Iranian hardliners took to the streets in Tehran and Mashhad on Saturday night to protest the emerging agreement with the United States, directing their anger at Iran’s negotiating team and senior officials, according to the Qatari-owned Arabic newspaper Al-Araby Al-Jadeed.
Demonstrators in Tehran gathered in a central square and chanted slogans against Iranian Foreign Minister Abbas Araghchi and Parliament Speaker Mohammad Bagher Ghalibaf.
“Araghchi, be ashamed and leave the country,” protesters shouted, according to the report. Others chanted: “Ghalibaf, Araghchi – what about the blood of our leader?”
A separate demonstration was held in the eastern Iranian city of Mashhad outside a Foreign Ministry office, where participants also raised slogans against Araghchi. Social media accounts reported localized friction in some areas between supporters and opponents of the proposed deal.
According to Al-Araby Al-Jadeed, most activists and lawmakers who have publicly opposed the emerging agreement belong to Iran’s conservative camp, particularly circles close to Saeed Jalili, the former secretary of Iran’s Supreme National Security Council.

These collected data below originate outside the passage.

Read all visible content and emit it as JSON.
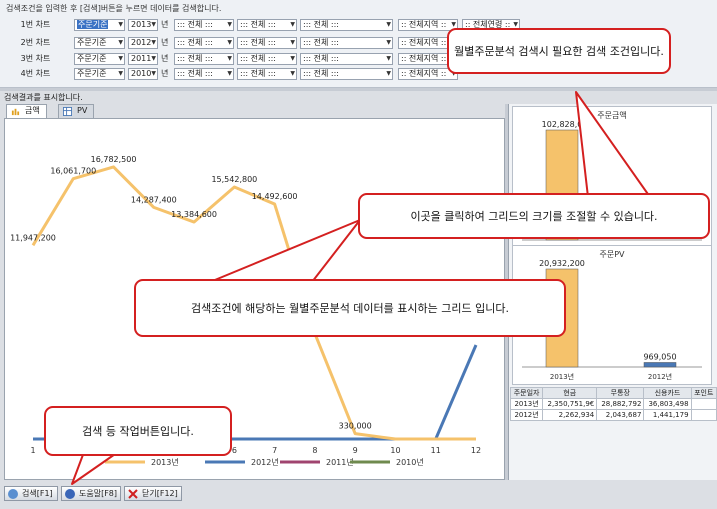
{
  "condition": {
    "hint": "검색조건을 입력한 후 [검색]버튼을 누르면 데이터를 검색합니다.",
    "year_unit": "년",
    "rows": [
      {
        "label": "1번 차트",
        "basis": "주문기준",
        "year": "2013",
        "all1": "::: 전체 :::",
        "all2": "::: 전체 :::",
        "all3": "::: 전체 :::",
        "region": ":: 전체지역 ::",
        "age": ":: 전체연령 ::"
      },
      {
        "label": "2번 차트",
        "basis": "주문기준",
        "year": "2012",
        "all1": "::: 전체 :::",
        "all2": "::: 전체 :::",
        "all3": "::: 전체 :::",
        "region": ":: 전체지역 ::",
        "age": ""
      },
      {
        "label": "3번 차트",
        "basis": "주문기준",
        "year": "2011",
        "all1": "::: 전체 :::",
        "all2": "::: 전체 :::",
        "all3": "::: 전체 :::",
        "region": ":: 전체지역 ::",
        "age": ""
      },
      {
        "label": "4번 차트",
        "basis": "주문기준",
        "year": "2010",
        "all1": "::: 전체 :::",
        "all2": "::: 전체 :::",
        "all3": "::: 전체 :::",
        "region": ":: 전체지역 ::",
        "age": ""
      }
    ]
  },
  "result_hint": "검색결과를 표시합니다.",
  "tabs": [
    {
      "label": "금액"
    },
    {
      "label": "PV"
    }
  ],
  "chart_data": [
    {
      "type": "line",
      "x": [
        1,
        2,
        3,
        4,
        5,
        6,
        7,
        8,
        9,
        10,
        11,
        12
      ],
      "series": [
        {
          "name": "2013년",
          "color": "#f5c26b",
          "values": [
            11947200,
            16061700,
            16782500,
            14287400,
            13384600,
            15542800,
            14492600,
            6500000,
            330000,
            0,
            0,
            0
          ]
        },
        {
          "name": "2012년",
          "color": "#4a78b5",
          "values": [
            0,
            0,
            0,
            0,
            0,
            0,
            0,
            0,
            0,
            0,
            0,
            5800000
          ]
        },
        {
          "name": "2011년",
          "color": "#a0446f",
          "values": [
            0,
            0,
            0,
            0,
            0,
            0,
            0,
            0,
            0,
            0,
            0,
            0
          ]
        },
        {
          "name": "2010년",
          "color": "#6f8a4e",
          "values": [
            0,
            0,
            0,
            0,
            0,
            0,
            0,
            0,
            0,
            0,
            0,
            0
          ]
        }
      ],
      "data_labels": [
        "11,947,200",
        "16,061,700",
        "16,782,500",
        "14,287,400",
        "13,384,600",
        "15,542,800",
        "14,492,600",
        "",
        "330,000"
      ],
      "ylim": [
        0,
        19000000
      ],
      "legend": "bottom"
    },
    {
      "type": "bar",
      "title": "주문금액",
      "categories": [
        "2013년",
        "2012년"
      ],
      "values": [
        102828000,
        0
      ],
      "data_labels": [
        "102,828,0",
        ""
      ],
      "color": "#f5c26b"
    },
    {
      "type": "bar",
      "title": "주문PV",
      "categories": [
        "2013년",
        "2012년"
      ],
      "values": [
        20932200,
        969050
      ],
      "data_labels": [
        "20,932,200",
        "969,050"
      ],
      "colors": [
        "#f5c26b",
        "#4a78b5"
      ]
    }
  ],
  "summary_table": {
    "headers": [
      "주문일자",
      "현금",
      "무통장",
      "신용카드",
      "포인트"
    ],
    "rows": [
      [
        "2013년",
        "2,350,751,9€",
        "28,882,792",
        "36,803,498",
        ""
      ],
      [
        "2012년",
        "2,262,934",
        "2,043,687",
        "1,441,179",
        ""
      ]
    ]
  },
  "buttons": {
    "search": "검색[F1]",
    "help": "도움말[F8]",
    "close": "닫기[F12]"
  },
  "callouts": {
    "condition": "월별주문분석 검색시 필요한 검색 조건입니다.",
    "resize": "이곳을 클릭하여 그리드의 크기를 조절할 수 있습니다.",
    "grid": "검색조건에 해당하는 월별주문분석 데이터를 표시하는 그리드 입니다.",
    "buttons": "검색 등 작업버튼입니다."
  },
  "colors": {
    "callout_border": "#d42020",
    "accent": "#3a72c4"
  }
}
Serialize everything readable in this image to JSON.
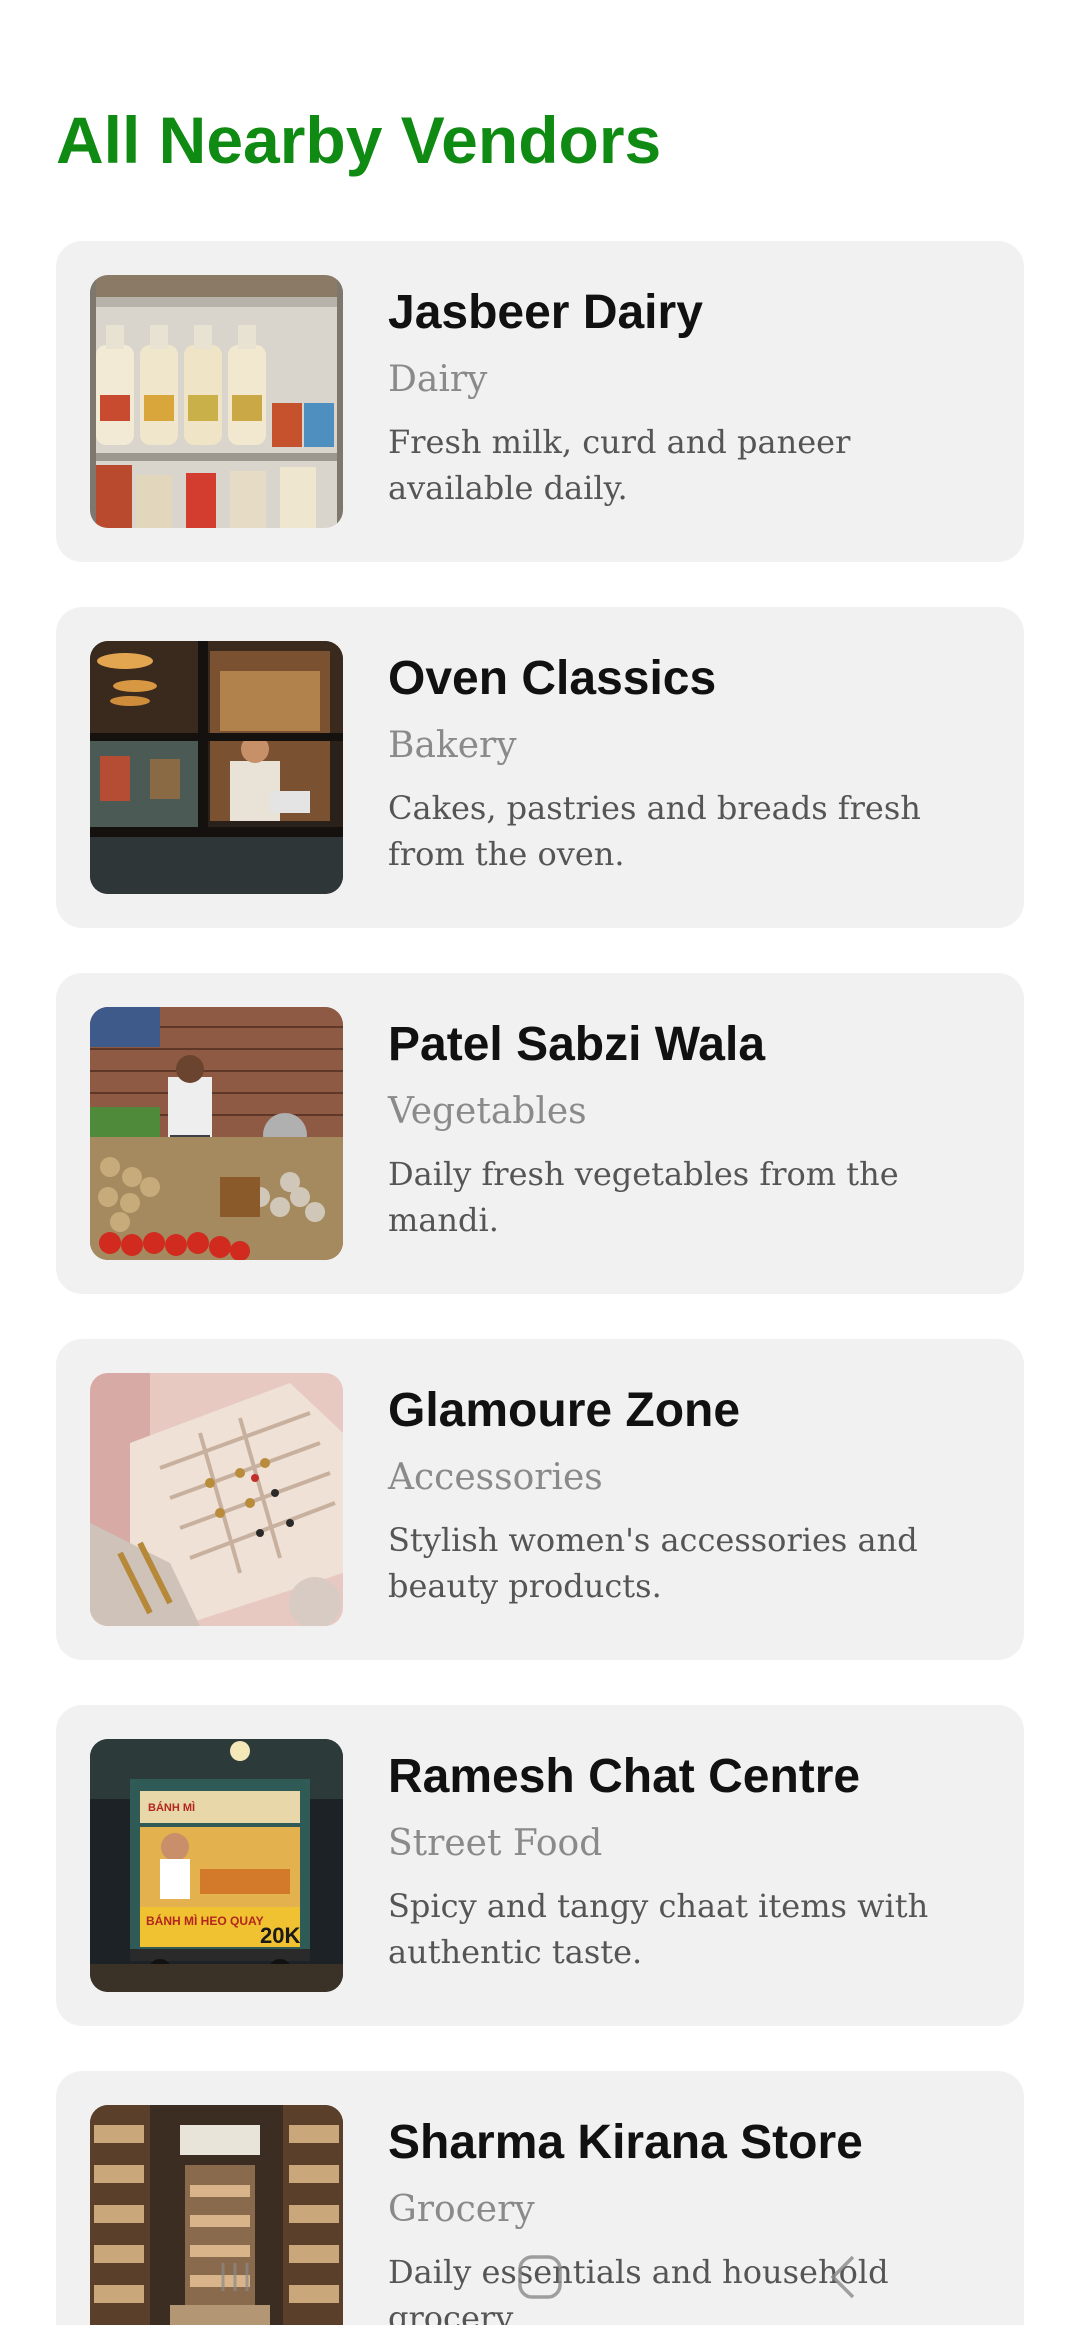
{
  "page": {
    "title": "All Nearby Vendors",
    "title_color": "#0f8a12"
  },
  "vendors": [
    {
      "name": "Jasbeer Dairy",
      "category": "Dairy",
      "description": "Fresh milk, curd and paneer available daily.",
      "image": "milk-bottles-photo"
    },
    {
      "name": "Oven Classics",
      "category": "Bakery",
      "description": "Cakes, pastries and breads fresh from the oven.",
      "image": "bakery-window-photo"
    },
    {
      "name": "Patel Sabzi Wala",
      "category": "Vegetables",
      "description": "Daily fresh vegetables from the mandi.",
      "image": "vegetable-stall-photo"
    },
    {
      "name": "Glamoure Zone",
      "category": "Accessories",
      "description": "Stylish women's accessories and beauty products.",
      "image": "jewelry-box-photo"
    },
    {
      "name": "Ramesh Chat Centre",
      "category": "Street Food",
      "description": "Spicy and tangy chaat items with authentic taste.",
      "image": "street-food-cart-photo",
      "photo_sign_text": "BÁNH MÌ HEO QUAY 20K"
    },
    {
      "name": "Sharma Kirana Store",
      "category": "Grocery",
      "description": "Daily essentials and household grocery.",
      "image": "grocery-aisle-photo"
    }
  ],
  "nav": {
    "icons": [
      "recents-icon",
      "home-icon",
      "back-icon"
    ]
  }
}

Editorial criticizes deal framework, questions opening Strait of Hormuz
Hossein Shariatmadari, the editor of the hardline Iranian newspaper Kayhan, also criticized the proposed framework in an editorial titled “A letter to Messrs. Ghalibaf and Araghchi.”
“Did closing the Strait of Hormuz really block the commercial and economic breathing route of the enemy?” he wrote, questioning the logic of giving up what he described as one of Iran’s most important bargaining chips in the war.
Shariatmadari wrote that securing compensation “was and remains” one of the demands announced by the leader of the revolution, and questioned how Iran would be able to extract such compensation from the US and its partners if it agreed to reopen the strait. Opening the waterway under the proposed framework, he argued, would limit Tehran’s ability to press that demand.
The conservative Fars News Agency, considered close to the Islamic Revolutionary Guard Corps, reported Saturday that US President Donald Trump’s “strange insistence” on signing a memorandum of understanding with Iran on Sunday constituted a test for Iran’s negotiating team.
Fars noted that Trump had repeatedly said the memorandum would be signed on Sunday, while Iranian officials involved in the negotiations had said that the understandings had not yet been completed and that a signing on that date would definitely not take place.
The agency also pointed out that Sunday, June 14, is Trump’s birthday, arguing that he sought to use the date symbolically and turn it into a propaganda event.
Iranian Foreign Ministry spokesman Esmaeil Baghaei said in this context that any possible understanding with the United States would amount only to a framework for continuing talks, rather than a final agreement between the two countries.